Deletion is permanent and irreversible. Require explicit confirmation ("type your username to confirm").

### GDPR

If serving EU users: account deletion satisfies right-to-erasure. Add a data export endpoint (download all wikis as a zip of git repos) to satisfy right-to-portability — though the Git remote access feature already provides this.

---

## MCP Discoverability

MCP tool descriptions must be self-documenting — any MCP-capable client (Claude, GPT, Gemini, open-source agents) should be able to use the wiki tools without reading external documentation.

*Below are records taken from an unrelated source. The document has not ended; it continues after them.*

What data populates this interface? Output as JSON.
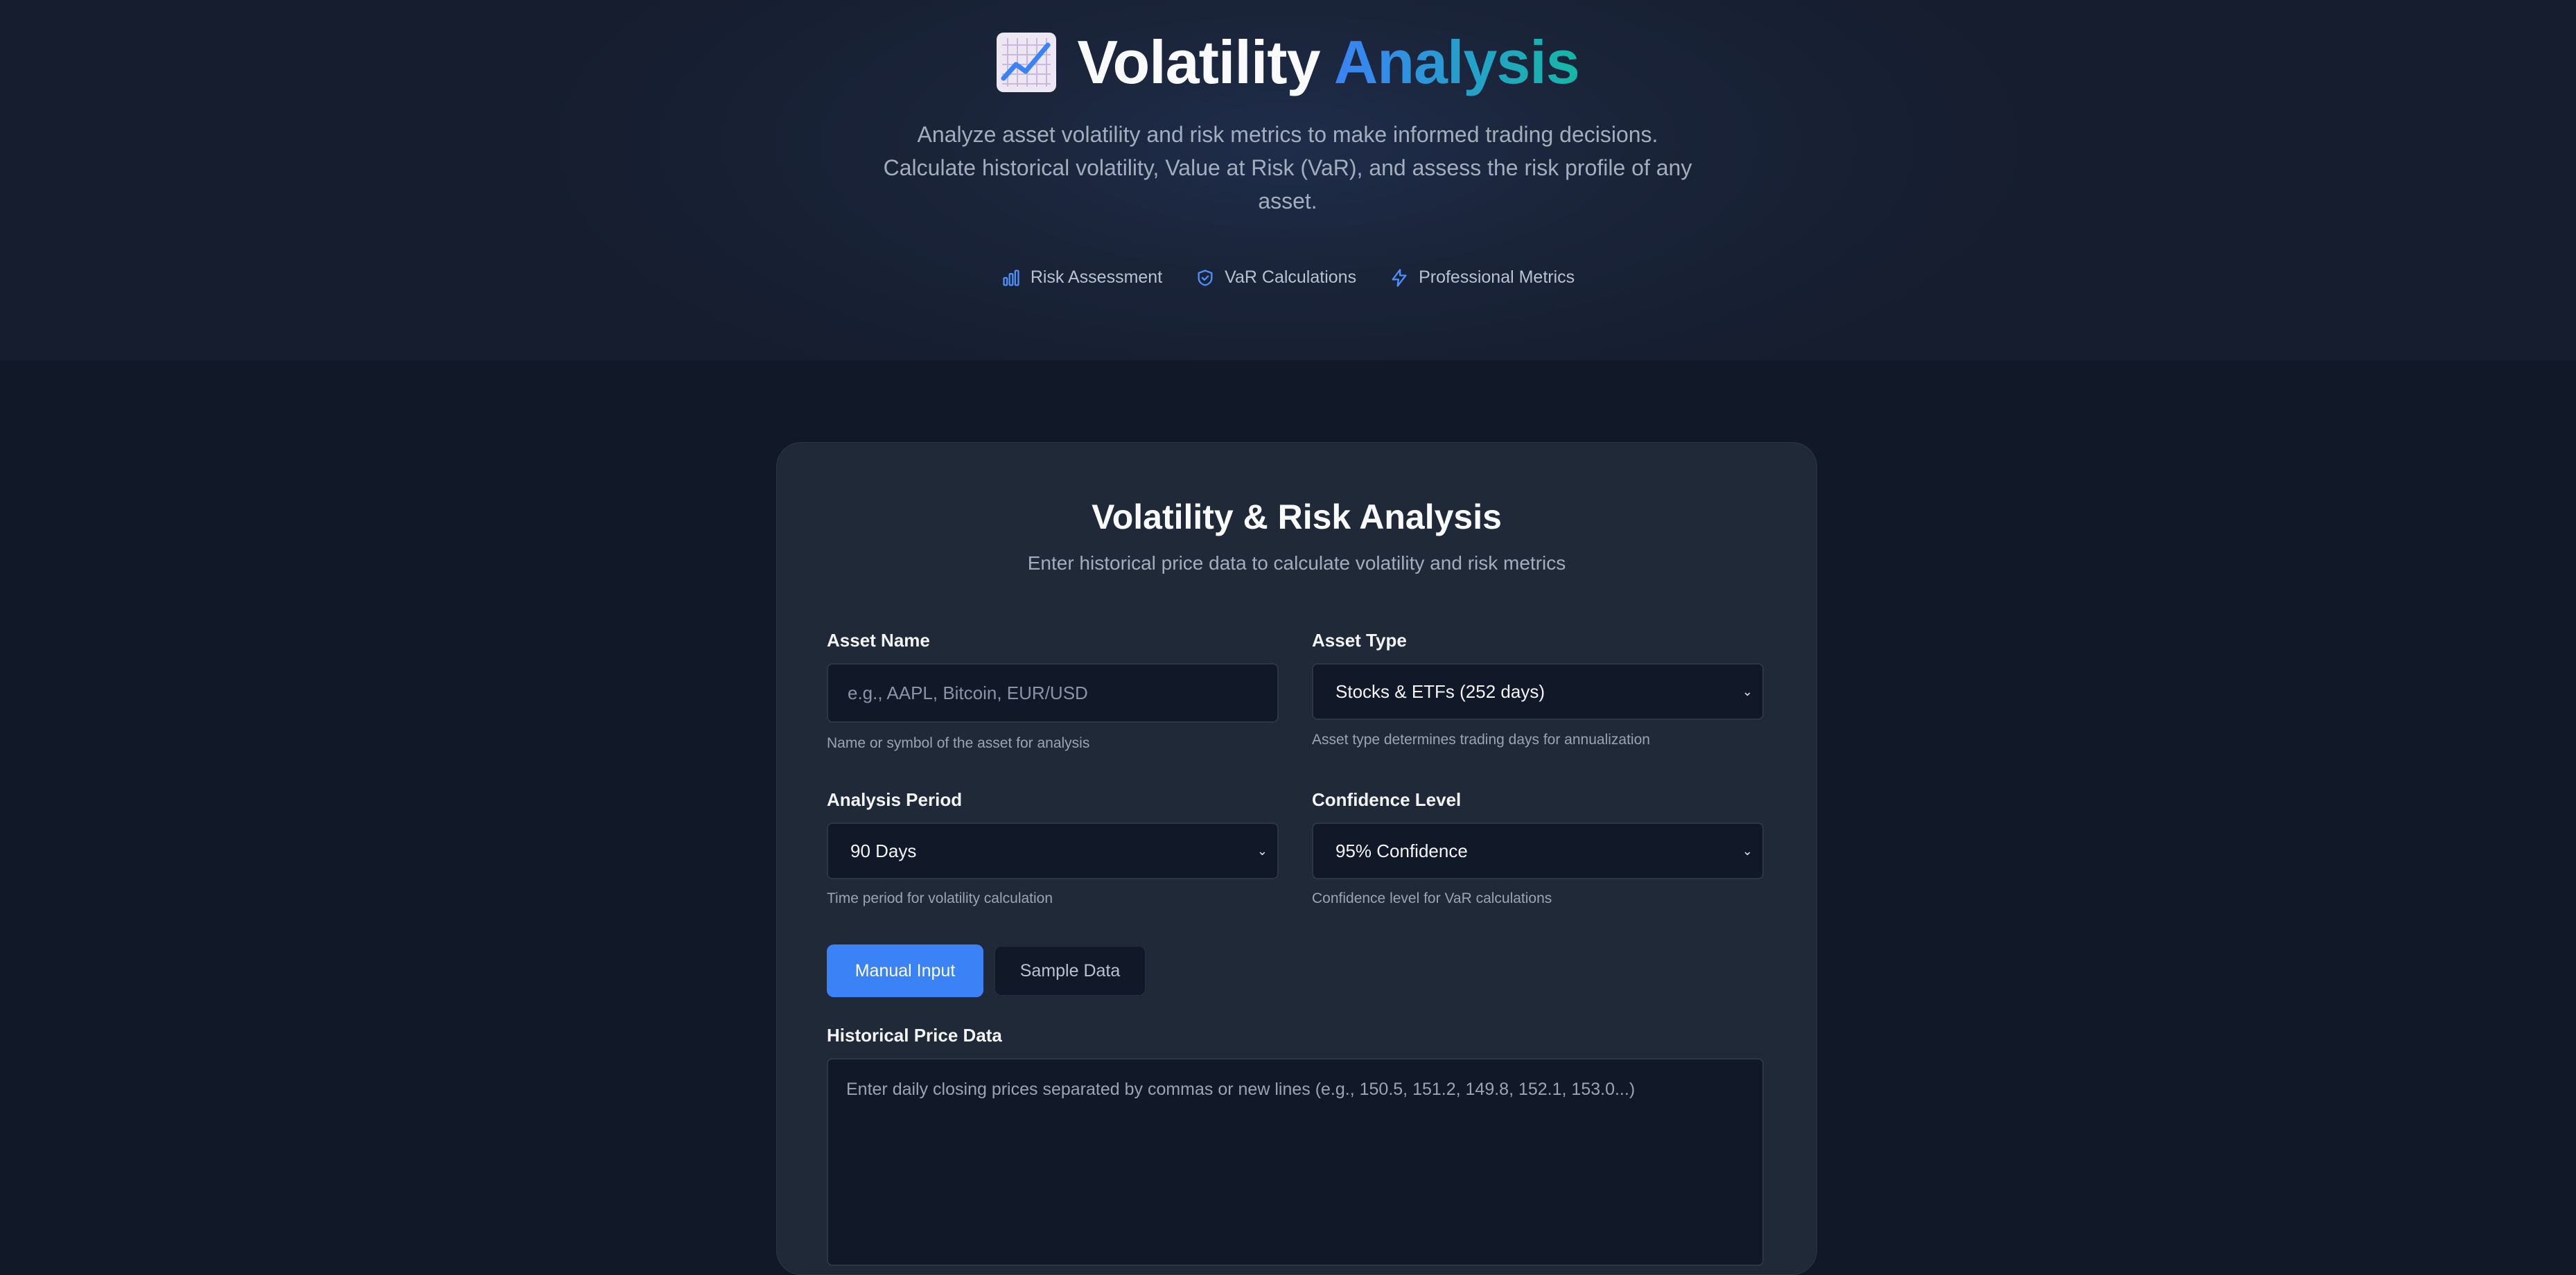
{
  "hero": {
    "icon": "chart-increasing-icon",
    "title_plain": "Volatility",
    "title_accent": "Analysis",
    "subtitle": "Analyze asset volatility and risk metrics to make informed trading decisions. Calculate historical volatility, Value at Risk (VaR), and assess the risk profile of any asset.",
    "features": [
      {
        "icon": "bar-chart-icon",
        "label": "Risk Assessment"
      },
      {
        "icon": "shield-check-icon",
        "label": "VaR Calculations"
      },
      {
        "icon": "lightning-icon",
        "label": "Professional Metrics"
      }
    ]
  },
  "form": {
    "title": "Volatility & Risk Analysis",
    "subtitle": "Enter historical price data to calculate volatility and risk metrics",
    "asset_name": {
      "label": "Asset Name",
      "placeholder": "e.g., AAPL, Bitcoin, EUR/USD",
      "value": "",
      "help": "Name or symbol of the asset for analysis"
    },
    "asset_type": {
      "label": "Asset Type",
      "selected": "Stocks & ETFs (252 days)",
      "help": "Asset type determines trading days for annualization"
    },
    "analysis_period": {
      "label": "Analysis Period",
      "selected": "90 Days",
      "help": "Time period for volatility calculation"
    },
    "confidence_level": {
      "label": "Confidence Level",
      "selected": "95% Confidence",
      "help": "Confidence level for VaR calculations"
    },
    "tabs": {
      "manual": "Manual Input",
      "sample": "Sample Data",
      "active": "manual"
    },
    "price_data": {
      "label": "Historical Price Data",
      "placeholder": "Enter daily closing prices separated by commas or new lines (e.g., 150.5, 151.2, 149.8, 152.1, 153.0...)"
    }
  },
  "colors": {
    "background": "#111827",
    "card": "#1f2937",
    "accent_blue": "#3b82f6",
    "accent_teal": "#14b8a6",
    "input_bg": "#111827"
  }
}
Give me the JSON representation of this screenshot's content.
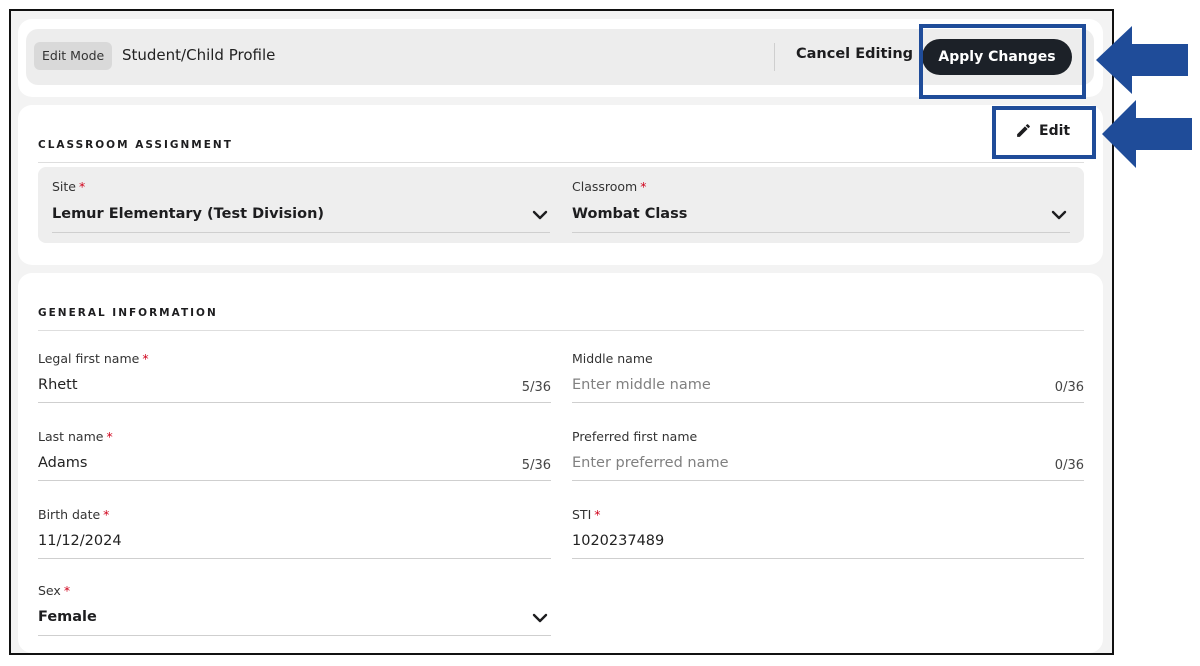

Each tool's MCP description should include:
- What it does
- Parameter semantics (e.g., "path is like `Actors/Iran`, not a filesystem path")
- What the return format looks like
- Common next actions ("use `list_notes` to find available pages if you don't know the path")

The bootstrap template's Meta/Wiki Usage Guide provides Claude-specific conventions (session protocol, gardening duties), but the MCP tools themselves should work without it. The guide is optimization, not a prerequisite.

---

## Rate Limiting and Abuse Prevention

**Launch**: OAuth-only accounts + tier limits (1 wiki, 500 pages, 3 collaborators) provide sufficient abuse prevention at low traffic. Public wiki routes are the only unauthenticated surface — acceptable risk at launch with near-zero users.

**Post-launch (when traffic justifies it)**: IP-based rate limiting via reverse proxy (nginx/Caddy). Geographic blocking, bot control, OWASP Top 10 rule sets via WAF or application-level middleware.

**Per-user rate limiting (premium launch)**: When premium tier ships, add per-user throttling on API and MCP endpoints. Define specific limits when the need materializes.